ADDITIONAL RECOMMENDATIONS ON MY WISH LIST
- Oddly but perhaps interestingly, Milan has no restaurants on the World’s 50 Best list or any three Michelin star establishments – instead it boasts 12 one star restaurants, and only three with two stars, including one on my wish list – chef Claudio Sadler’s namesake ristorante Sadler whose cooking I have tasted in Dubai for his guest appearance at Bice, and last summer in Italy at the same cooking demo as Chicco Cerea. His desserts in particular are exceptional, and that’s high praise given I don’t have a sweet tooth.
- I stay at the newly-renovated Excelsior Hotel Gallia, owned by Qataris, Katara Hospitality, and operated by Starwood’s top-tier Luxury Collection brand. The exterior of the imposing building is very much a pristine Belle Epoque grande dame, which has been completely gutted and modernised to reflect a sleek yet warm Art Deco-inspired interior. I love the floor sensors that discretely light up my room should you need to get up in the middle of the night…oh and the massage in the Shiseido urban spa, complete with the softest bathrobes ever that I am so tempted to steal. Room rates start at €350 per night, VAT and breakfast included, but excluding city tax.

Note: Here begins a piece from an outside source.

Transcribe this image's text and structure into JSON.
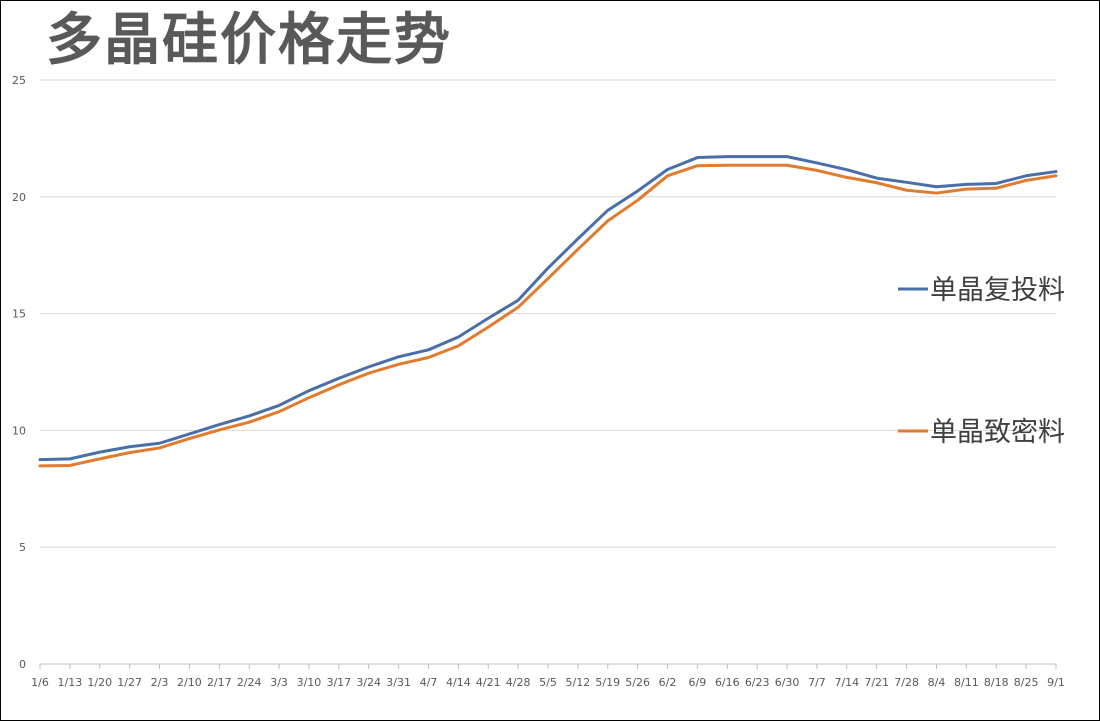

I managed to resist not visiting Giannino, even though it was near my hotel. A fleeting drive past in the rain on my last morning was enough to placate me, especially as it looked so drab.
If you’re after Italian restaurant recommendations in Dubai, check out my round-up of FooDiva’s 35 favourite restaurants in Dubai which includes some Italian establishments – including one that serves a wonderful veal escalope Milanese 🙂
That’s all from me for now. I had better get back to my #lowcarbdiva regime.
How do you rate Milan’s restaurant scene in comparison to other Italian cities? Any other Milanese food recommendations to add to this bucket list?
Disclosure – I was flown to Milan by Starwood (on Emirates business class) as part of an influencers trip with Sally of My Custard Pie and Naomi D’Souza. They may have plied me with pasta and prosecco (and a bed) but the opinions expressed here are mine alone.